Friday, October 31, 2014

All of me...

Come back to me
my little girls
my shattered self

Jump on my lap
be cuddled warm body
hug me tight and giggle softly
you're safe in my arms tonight

Piggy back child
Where did you hide?
cling tightly to me

There's another under the bed
no need to be scared

Run into my heart
sweet dark haired child
I'll lift you up on high
I'll hold your hand
protect your plan
fill your eyes with love

Come back to me
my little girls
the lost one and the lonely
they'll never laugh at you again
riding on my shoulders

I'll put them back where they belong
these sacred parts of me...

MgM (c)

Slay the Dragon

My eyes turn to find the shadow
Sitting on my side that turns away to hide
Come out you dark and disgusting thing,
cowardly courteous sulking smugly sick sacrilege
Your stench is sour and surly, suggesting sin.
I'm free and I'm whole!
Take that slap and this one too...
 I'm perfect!
and with it your gormless guilt.
Sis on you evil enemy, draping perfect beings with shame, covering their beauty
Short lived shadow that falls away completely at loves bright and even slightest beam.
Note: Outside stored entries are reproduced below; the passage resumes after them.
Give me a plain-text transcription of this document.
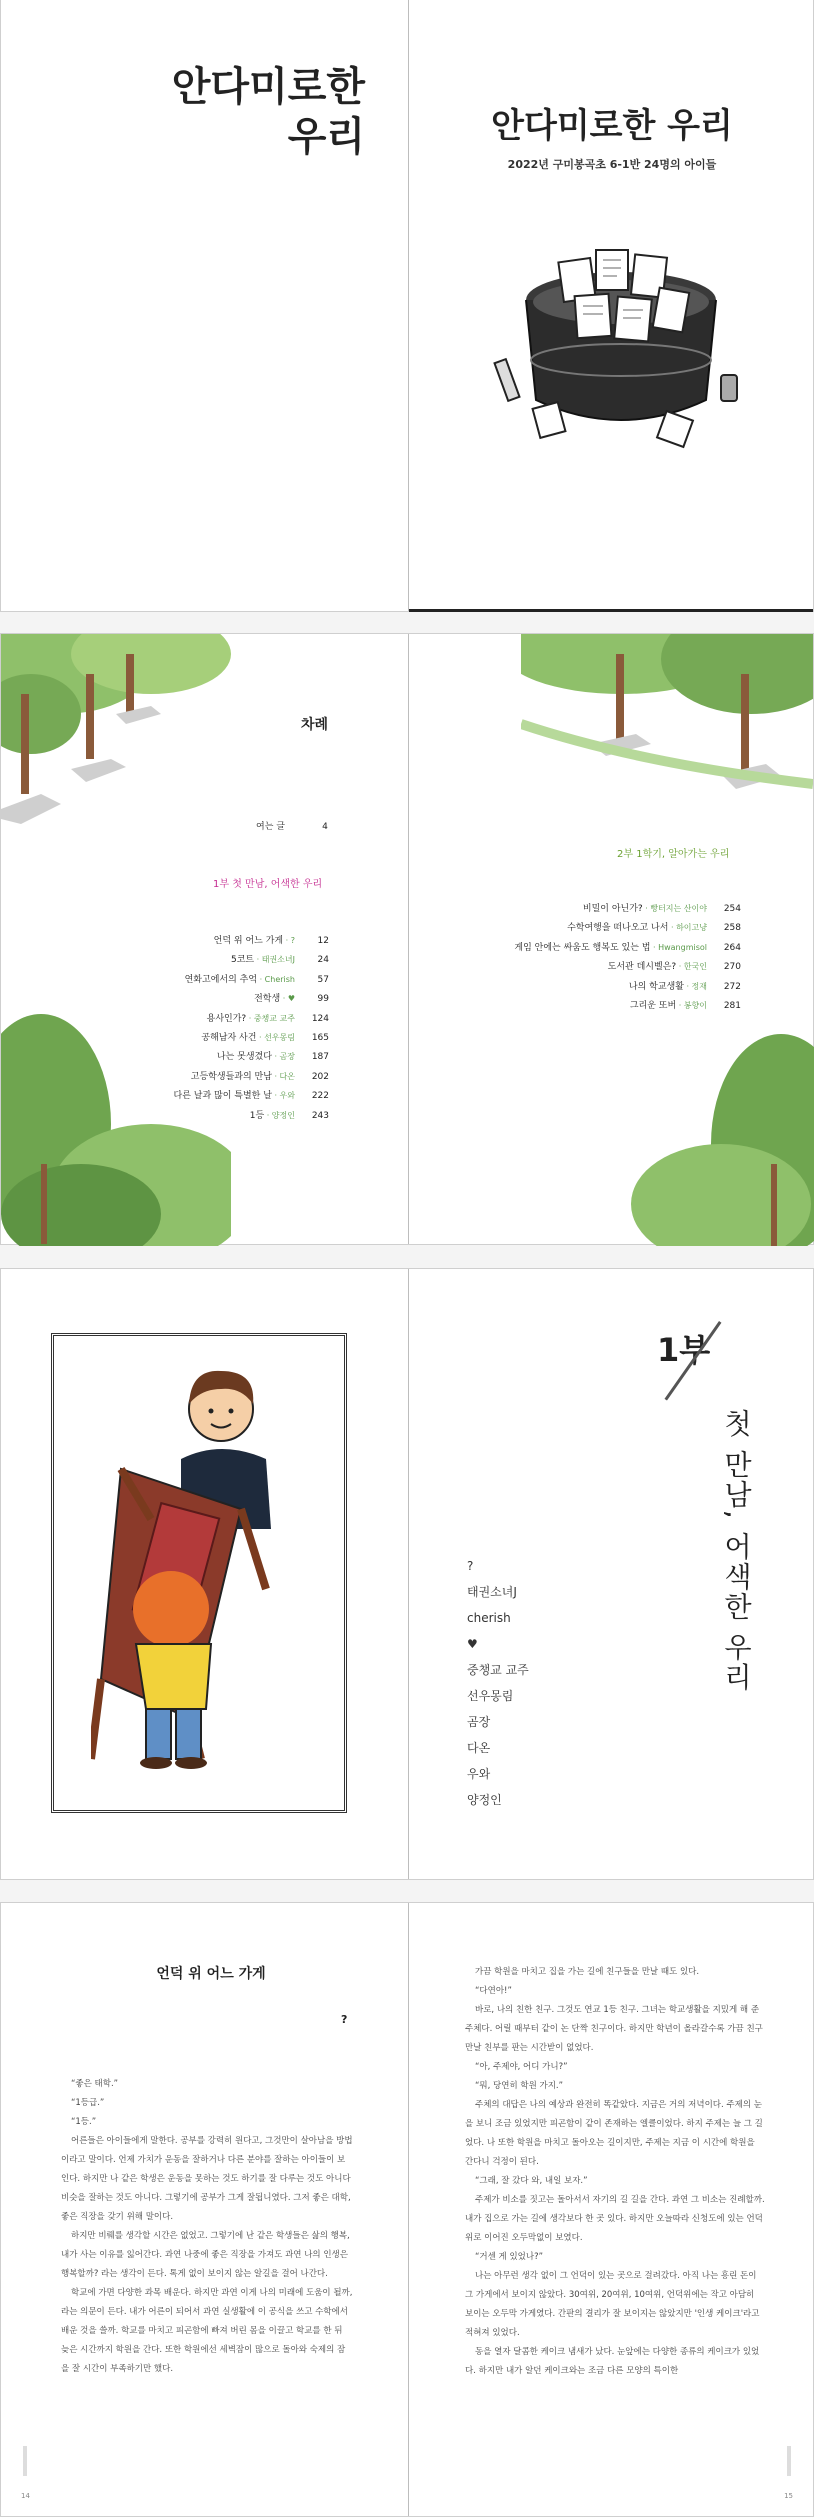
안다미로한
우리	안다미로한 우리
2022년 구미봉곡초 6-1반 24명의 아이들
차례
여는 글	4
1부 첫 만남, 어색한 우리
언덕 위 어느 가게 · ?	12
5코트 · 태권소녀J	24
연화고에서의 추억 · Cherish	57
전학생 · ♥	99
용사인가? · 중챙교 교주 124
공해남자 사건 · 선우몽림 165
나는 못생겼다 · 곰장 187
고등학생들과의 만남 · 다온 202
다른 날과 많이 특별한 날 · 우와 222
1등 · 양정인 243
2부 1학기, 알아가는 우리
비밀이 아닌가? · 빵터지는 산이야 254
수학여행을 떠나오고 나서 · 하이고냥 258
게임 안에는 싸움도 행복도 있는 법 · Hwangmisol 264
도서관 데시벨은? · 한국인 270
나의 학교생활 · 정재 272
그리운 또버 · 봉향이 281
1부
첫 만남, 어색한 우리
?
태권소녀J
cherish
♥
중챙교 교주
선우몽림
곰장
다온
우와
양정인
언덕 위 어느 가게
?

“좋은 태학.”

“1등급.”

“1등.”

어른들은 아이들에게 말한다. 공부를 강력히 원다고, 그것만이 살아남을 방법이라고 말이다. 언제 가치가 운동을 잘하거나 다른 분야를 잘하는 아이들이 보인다. 하지만 나 같은 학생은 운동을 못하는 것도 하기를 잘 다루는 것도 아니다 비슷을 잘하는 것도 아니다. 그렇기에 공부가 그게 잘됩니였다. 그저 좋은 대학, 좋은 직장을 갖기 위해 말이다.

하지만 비뤠를 생각할 시간은 없었고. 그렇기에 난 같은 학생들은 삶의 행복, 내가 사는 이유를 잃어간다. 과연 나중에 좋은 직장을 가져도 과연 나의 인생은 행복할까? 라는 생각이 든다. 톡게 없이 보이지 않는 알길을 걸어 나간다.

학교에 가면 다양한 과목 배운다. 하지만 과연 이게 나의 미래에 도움이 될까, 라는 의문이 든다. 내가 어른이 되어서 과연 실생활에 이 공식을 쓰고 수학에서 배운 것을 쓸까. 학교를 마치고 피곤함에 빠져 버린 몸을 이끌고 학교를 한 뒤 늦은 시간까지 학원을 간다. 또한 학원에선 세벽잠이 많으로 돌아와 숙제의 잠을 잘 시간이 부족하기만 했다.

가끔 학원을 마치고 집을 가는 길에 친구들을 만날 때도 있다.

“다연아!”

바로, 나의 친한 친구. 그것도 연교 1등 친구. 그녀는 학교생활을 지밌게 해 준 주체다. 어릴 때부터 같이 논 단짝 친구이다. 하지만 학년이 올라갈수록 가끔 친구 만날 친부를 판는 시간받이 없었다.

“아, 주제야, 어디 가니?”

“뭐, 당연히 학원 가지.”

주체의 대답은 나의 예상과 완전히 똑같았다. 지금은 거의 저녁이다. 주제의 눈을 보니 조금 있었지만 피곤함이 같이 존재하는 엘클이었다. 하지 주제는 늘 그 길었다. 나 또한 학원을 마치고 돌아오는 길이지만, 주제는 지금 이 시간에 학원을 간다니 걱정이 된다.

“그래, 잘 갔다 와, 내일 보자.”

주제가 비소를 짓고는 돌아서서 자기의 길 길을 간다. 과연 그 비소는 진례할까. 내가 집으로 가는 길에 생각보다 한 곳 있다. 하지만 오늘따라 신청도에 있는 언덕 위로 이어진 오두막없이 보였다.

“거센 게 있었나?”

나는 아무런 생각 없이 그 언덕이 있는 곳으로 걸려갔다. 아직 나는 흥린 돈이 그 가게에서 보이지 않았다. 30여위, 20여위, 10여위, 언덕위에는 작고 아담히 보이는 오두막 가게였다. 간판의 결리가 잘 보이지는 않았지만 '인생 케이크'라고 적혀져 있었다.

동을 열자 달콤한 케이크 냄새가 났다. 눈앞에는 다양한 종류의 케이크가 있었다. 하지만 내가 알던 케이크와는 조금 다른 모양의 특이한

14	15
Thursday, September 4, 2014

death will come in time

We crane our necks and look to see what others need to do,
we look behind us wide eyed preachers, remember what they did. 
The finger wags, the future dark and we don't sleep for worry.
Rest assured and wind your neck in, let the history go. 
There's very little about our future that we're sure to know.
Stay here and now, this very moment, breathe deeply, soft' your brow.
Count your blessings one by one, allow your face to shine
There's nothing bad that can't be fixed...... and, death will come in time.
There's love and marriage, hugs and babies, friends and lovers too,
Enjoy it all with an open heart, each day comes fresh and new.

MgM

Tuesday, July 1, 2014

You're enough

Off to the desert said tarzan of the apes
I'm sick of the usual cobra snake steaks
I'll be warm and dry, with no mozzies and flies
No rain for a year, what a pleasant surprise

I'll swop said the bushman for trees are so lush
And the shade of the forest in the heat is a must
I'll lie in a hammock and get drenched by the rain
The sand and the dunes are always the same

Oh give me a big house, a car and a boat
I've been struggling enough with a skip in the moat
I'll be happy with holidays, glamour and glitz
I'll be calm as a river if you take me to the ritz

I'll swop said the rich girl for contentment and love
You can have all my rings and even the gloves
Peace can't be bought with a large bank report
Alternative sources of pleasure will be sought

Consumers in malls with enticing stalls
Hypnotically searching for purpose
I have a list and I need this and this
I have plans, I have work and there's Christmas

Even king of the apes gets sick of grapes
And the aridman lives for the rain
Straight hair wants curly and bushy wants bald
Looking ever outward we get so bored

We are sitting on treasures too great to explain
We're alive and we still complain
Better to be dead cause I'm still not happy
How's your mind! Look around! Life's insane!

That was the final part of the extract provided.